The mean defect size was 7.13 cm in the study and 2.09 cm in the control group. The chi-square test showed equal consolidation rates between the groups (SG: 53.8%; CG: 66.7%). However, the Kaplan-Meier curve and log-rank test showed a significant difference regarding the mean duration until consolidation was achieved, with an average of 15.95 months in the study and 9.24 months in the control group (α = 0.05, = 0.001). Linear regression showed a significant increase in consolidation duration with increasing defect size (R = 0.121, = 0.021). Logistic regression modelling showed a significant negative correlation between consolidation rate and revision performance, as well as an increasing number of revisions, prior surgeries and total number of surgeries performed on the limb. Clinical outcomes showed equal full weight bearing of the lower extremity after 5.54 months in the study vs. 4.86 months in the control group ( = 0.267).

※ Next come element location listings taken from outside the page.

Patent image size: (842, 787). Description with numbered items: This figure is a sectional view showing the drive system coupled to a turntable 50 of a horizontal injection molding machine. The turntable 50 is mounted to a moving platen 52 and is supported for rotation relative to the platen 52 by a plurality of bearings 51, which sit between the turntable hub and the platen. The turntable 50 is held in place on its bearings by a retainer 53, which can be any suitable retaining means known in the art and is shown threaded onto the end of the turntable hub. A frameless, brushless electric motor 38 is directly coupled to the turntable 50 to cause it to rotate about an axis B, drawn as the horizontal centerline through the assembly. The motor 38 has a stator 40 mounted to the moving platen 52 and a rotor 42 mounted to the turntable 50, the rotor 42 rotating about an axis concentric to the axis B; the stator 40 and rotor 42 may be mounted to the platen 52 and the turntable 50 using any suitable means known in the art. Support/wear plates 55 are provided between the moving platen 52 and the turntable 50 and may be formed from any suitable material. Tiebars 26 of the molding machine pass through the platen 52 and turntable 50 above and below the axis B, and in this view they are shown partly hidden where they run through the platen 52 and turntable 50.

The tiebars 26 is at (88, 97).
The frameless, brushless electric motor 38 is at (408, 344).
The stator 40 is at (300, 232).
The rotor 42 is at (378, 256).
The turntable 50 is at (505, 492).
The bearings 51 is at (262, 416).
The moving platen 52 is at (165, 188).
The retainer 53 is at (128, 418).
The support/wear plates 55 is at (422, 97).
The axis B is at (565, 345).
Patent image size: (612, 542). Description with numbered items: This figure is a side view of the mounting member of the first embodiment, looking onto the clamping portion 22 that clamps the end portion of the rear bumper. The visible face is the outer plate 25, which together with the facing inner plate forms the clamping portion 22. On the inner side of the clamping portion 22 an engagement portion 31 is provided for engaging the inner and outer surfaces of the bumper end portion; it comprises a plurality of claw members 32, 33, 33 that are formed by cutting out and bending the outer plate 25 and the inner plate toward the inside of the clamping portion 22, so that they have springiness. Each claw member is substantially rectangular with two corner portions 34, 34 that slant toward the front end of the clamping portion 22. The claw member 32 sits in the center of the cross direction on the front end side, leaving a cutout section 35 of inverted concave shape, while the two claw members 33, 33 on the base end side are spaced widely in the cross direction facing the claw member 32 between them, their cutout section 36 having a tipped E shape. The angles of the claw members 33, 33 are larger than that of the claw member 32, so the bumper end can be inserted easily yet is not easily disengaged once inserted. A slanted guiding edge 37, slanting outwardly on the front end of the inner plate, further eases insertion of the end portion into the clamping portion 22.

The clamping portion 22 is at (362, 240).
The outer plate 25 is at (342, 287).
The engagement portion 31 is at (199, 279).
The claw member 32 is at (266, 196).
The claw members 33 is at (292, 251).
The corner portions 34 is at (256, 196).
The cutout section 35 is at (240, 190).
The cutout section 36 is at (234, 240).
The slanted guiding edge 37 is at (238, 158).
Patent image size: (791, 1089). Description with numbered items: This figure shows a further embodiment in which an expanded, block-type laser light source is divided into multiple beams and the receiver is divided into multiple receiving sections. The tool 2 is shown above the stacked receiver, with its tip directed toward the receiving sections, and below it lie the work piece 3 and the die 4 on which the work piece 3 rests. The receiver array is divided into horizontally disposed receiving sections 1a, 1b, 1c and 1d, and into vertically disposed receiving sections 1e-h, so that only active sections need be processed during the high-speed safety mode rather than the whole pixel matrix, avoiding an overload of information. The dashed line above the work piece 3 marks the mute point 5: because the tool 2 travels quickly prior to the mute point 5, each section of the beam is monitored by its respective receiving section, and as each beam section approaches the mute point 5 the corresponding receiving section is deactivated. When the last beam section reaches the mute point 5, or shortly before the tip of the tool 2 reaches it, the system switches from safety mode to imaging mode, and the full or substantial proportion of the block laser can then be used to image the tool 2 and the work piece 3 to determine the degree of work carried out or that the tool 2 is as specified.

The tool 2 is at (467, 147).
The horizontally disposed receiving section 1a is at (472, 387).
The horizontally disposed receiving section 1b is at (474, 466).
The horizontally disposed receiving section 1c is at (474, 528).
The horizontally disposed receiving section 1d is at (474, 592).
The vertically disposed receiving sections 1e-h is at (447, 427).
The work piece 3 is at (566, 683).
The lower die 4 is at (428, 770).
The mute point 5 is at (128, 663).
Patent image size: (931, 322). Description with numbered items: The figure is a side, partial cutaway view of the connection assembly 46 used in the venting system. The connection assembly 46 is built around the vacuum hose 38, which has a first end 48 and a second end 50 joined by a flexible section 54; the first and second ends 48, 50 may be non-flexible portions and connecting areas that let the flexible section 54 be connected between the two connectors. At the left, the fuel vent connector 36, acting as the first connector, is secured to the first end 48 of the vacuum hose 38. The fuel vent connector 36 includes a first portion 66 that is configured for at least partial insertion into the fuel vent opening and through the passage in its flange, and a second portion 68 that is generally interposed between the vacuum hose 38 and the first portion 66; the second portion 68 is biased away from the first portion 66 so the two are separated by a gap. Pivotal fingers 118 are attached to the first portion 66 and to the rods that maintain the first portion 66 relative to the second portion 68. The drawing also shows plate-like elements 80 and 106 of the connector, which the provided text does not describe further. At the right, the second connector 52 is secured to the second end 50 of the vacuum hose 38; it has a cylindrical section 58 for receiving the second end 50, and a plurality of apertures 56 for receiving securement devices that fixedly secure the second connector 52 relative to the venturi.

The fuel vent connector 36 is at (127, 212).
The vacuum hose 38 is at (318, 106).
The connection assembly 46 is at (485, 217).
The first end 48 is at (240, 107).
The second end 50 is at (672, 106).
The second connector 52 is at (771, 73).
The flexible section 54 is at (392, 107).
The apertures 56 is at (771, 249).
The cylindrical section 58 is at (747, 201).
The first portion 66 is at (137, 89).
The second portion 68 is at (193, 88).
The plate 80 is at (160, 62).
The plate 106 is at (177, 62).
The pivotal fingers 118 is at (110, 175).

Surprisingly, defect size does not seem to have a significant effect on the consolidation rate and should not be seen as a risk factor. However, for the treatment of large-sized nonunions, the follow-up period should be prolonged up to 24 months, due to the extended time until consolidation will be achieved. This period should also pass before a premature revision with new bone augmentation is performed. In addition, it should be kept in mind that as the number of previous surgeries and revisions increases, the prospects for consolidation decrease and a change in therapeutic approach may be required.
大型骨缺损的治疗仍是创伤和骨科手术中的一项重大挑战。尽管有多种治疗选择,但手术管理仍缺乏明确的指导,且由于受影响患者数量较少,缺损大小对影像学和临床结果的影响仍不明确。本研究的目的是基于菱形概念确定缺损大小对胫骨或股骨萎缩性和感染性骨不连治疗结果的影响,以便为治疗指导提供建议。
检查了2010年1月1日至2020年12月31日期间因下肢(股骨或胫骨)萎缩性或感染性骨不连接受手术治疗的患者的所有病历、手术报告、实验室数据和影像学图像。在我们机构根据“菱形概念”进行手术治疗并参加标准化随访计划的股骨或胫骨近端、骨干或远端骨不连患者被纳入数据库。根据骨不连的类型,手术治疗分为一步或两步进行。将节段性骨缺损≥5 cm的患者与骨缺损<5 cm的患者根据五个既定标准进行匹配。根据我们的纳入和排除标准,70例骨缺损≥5 cm的患者适合进行分析。通过匹配形成两组:研究组(骨缺损≥5 cm;n = 39)和对照组(骨缺损<5 cm;n = 39)。本研究经当地伦理委员会批准(S-262/2017)。
研究组的平均缺损大小为7.13 cm,对照组为2.09 cm。卡方检验显示两组之间的愈合率相等(研究组:53.8%;对照组:66.7%)。然而,Kaplan-Meier曲线和对数秩检验显示,在达到愈合的平均持续时间方面存在显著差异,研究组平均为15.95个月,对照组为9.24个月(α = 0.05, = 0.001)。线性回归显示,随着缺损大小的增加,愈合持续时间显著增加(R = 0.121, = 0.021)。逻辑回归模型显示,愈合率与翻修表现之间存在显著负相关,以及肢体上先前手术、翻修次数和手术总数的增加。临床结果显示,研究组在5.54个月后下肢完全负重,对照组在4.86个月后完全负重( = 0.267)。
令人惊讶的是,缺损大小似乎对愈合率没有显著影响,不应被视为危险因素。然而,对于大型骨不连的治疗,由于达到愈合所需的时间延长,随访期应延长至24个月。在进行新的骨增量过早翻修之前,也应经过这个时期。此外,应记住,随着先前手术和翻修次数的增加,愈合的前景降低,可能需要改变治疗方法。